BATIK Gayo atau dikenal dengan sebutan Kerawang Gayo adalah sebuah seni menyulam di atas selembar kain dengan berbagai gambar atau lambang yang memiliki makna tertentu (falsafah). Batik Gayo yang dikerjakan di atas selembar kain bukan menggunakan cat atau pewarna, tetapi memakai benang berwarna yang disulam.
Pekerjaan menyulam selembar kain untuk dijadikan Batik Gayo itu, umumnya dikerjakan oleh perempuan dengan menggunakan mesin jahit. Produk yang mereka hasilkan, selain bakal pakaian, juga menghasilkan aneka tas, dompet, taplak meja, sarung bantal sampai kepada upuh ulen-ulen (semacam ulos di Sumut)
Sampai hari ini, kerajinan membatik itu masih menggunakan mesin jahit biasa. Jangan heran, jika hasil sulaman mereka tidak serapi produk dari mesin sulam standar. Namun, mereka tetap konsisten menjaga nilai-nilai kearifan lokal dalam gambar lambang yang tertuang di atas selembar kain itu.

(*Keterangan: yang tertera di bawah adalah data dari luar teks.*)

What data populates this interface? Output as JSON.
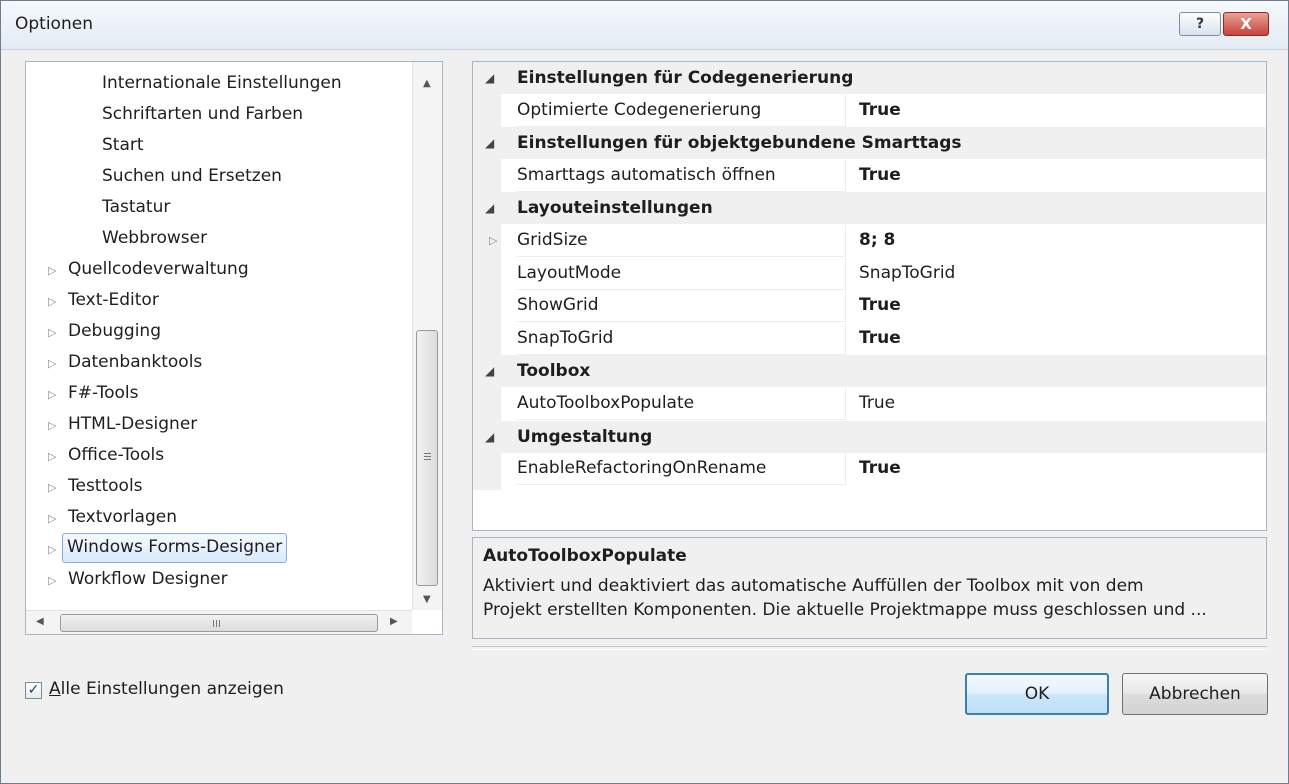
{
  "window": {
    "title": "Optionen",
    "help_glyph": "?",
    "close_glyph": "X"
  },
  "tree": {
    "items": [
      {
        "label": "Internationale Einstellungen",
        "level": 2
      },
      {
        "label": "Schriftarten und Farben",
        "level": 2
      },
      {
        "label": "Start",
        "level": 2
      },
      {
        "label": "Suchen und Ersetzen",
        "level": 2
      },
      {
        "label": "Tastatur",
        "level": 2
      },
      {
        "label": "Webbrowser",
        "level": 2
      },
      {
        "label": "Quellcodeverwaltung",
        "level": 1
      },
      {
        "label": "Text-Editor",
        "level": 1
      },
      {
        "label": "Debugging",
        "level": 1
      },
      {
        "label": "Datenbanktools",
        "level": 1
      },
      {
        "label": "F#-Tools",
        "level": 1
      },
      {
        "label": "HTML-Designer",
        "level": 1
      },
      {
        "label": "Office-Tools",
        "level": 1
      },
      {
        "label": "Testtools",
        "level": 1
      },
      {
        "label": "Textvorlagen",
        "level": 1
      },
      {
        "label": "Windows Forms-Designer",
        "level": 1,
        "selected": true
      },
      {
        "label": "Workflow Designer",
        "level": 1
      }
    ],
    "expand_glyph": "▷"
  },
  "propgrid": {
    "collapse_glyph": "◢",
    "expand_glyph": "▷",
    "categories": [
      {
        "label": "Einstellungen für Codegenerierung",
        "props": [
          {
            "name": "Optimierte Codegenerierung",
            "value": "True",
            "bold": true
          }
        ]
      },
      {
        "label": "Einstellungen für objektgebundene Smarttags",
        "props": [
          {
            "name": "Smarttags automatisch öffnen",
            "value": "True",
            "bold": true
          }
        ]
      },
      {
        "label": "Layouteinstellungen",
        "props": [
          {
            "name": "GridSize",
            "value": "8; 8",
            "bold": true,
            "expandable": true
          },
          {
            "name": "LayoutMode",
            "value": "SnapToGrid",
            "bold": false
          },
          {
            "name": "ShowGrid",
            "value": "True",
            "bold": true
          },
          {
            "name": "SnapToGrid",
            "value": "True",
            "bold": true
          }
        ]
      },
      {
        "label": "Toolbox",
        "props": [
          {
            "name": "AutoToolboxPopulate",
            "value": "True",
            "bold": false
          }
        ]
      },
      {
        "label": "Umgestaltung",
        "props": [
          {
            "name": "EnableRefactoringOnRename",
            "value": "True",
            "bold": true
          }
        ]
      }
    ]
  },
  "description": {
    "title": "AutoToolboxPopulate",
    "line1": "Aktiviert und deaktiviert das automatische Auffüllen der Toolbox mit von dem",
    "line2": "Projekt erstellten Komponenten. Die aktuelle Projektmappe muss geschlossen und ..."
  },
  "show_all": {
    "checked": true,
    "mnemonic": "A",
    "label_rest": "lle Einstellungen anzeigen",
    "check_glyph": "✓"
  },
  "buttons": {
    "ok": "OK",
    "cancel": "Abbrechen"
  }
}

Apa saja nilai-nilai kearifan lokal atau falsafah yang selalu dituangkan para pengrajin dalam produk Batik Gayo? Mari kita simak penuturan Nirwana (34), Selasa (28/2), seorang ibu rumah tangga sekaligus pembatik yang membuka usaha kerajinan di Desa Simpang Empat Bebesen Aceh Tengah. Apa saja motif yang dituangkannya dalam selembar kain? Ada motif emun berangkat, puter tali, pucuk rebung (tuwis) dan tapak seleman.
Pertama, motif emun berangkat (beriring) yaitu motif geometrik yang merupakan lingkaran memusat dengan berbagai ragam hias. Motif emun berangkat (awan yang berarak) adalah lambang ketinggian cita-cita dengan harapan bahwa manusia akan mampu mengarungi cobaan hidup di dunia ini.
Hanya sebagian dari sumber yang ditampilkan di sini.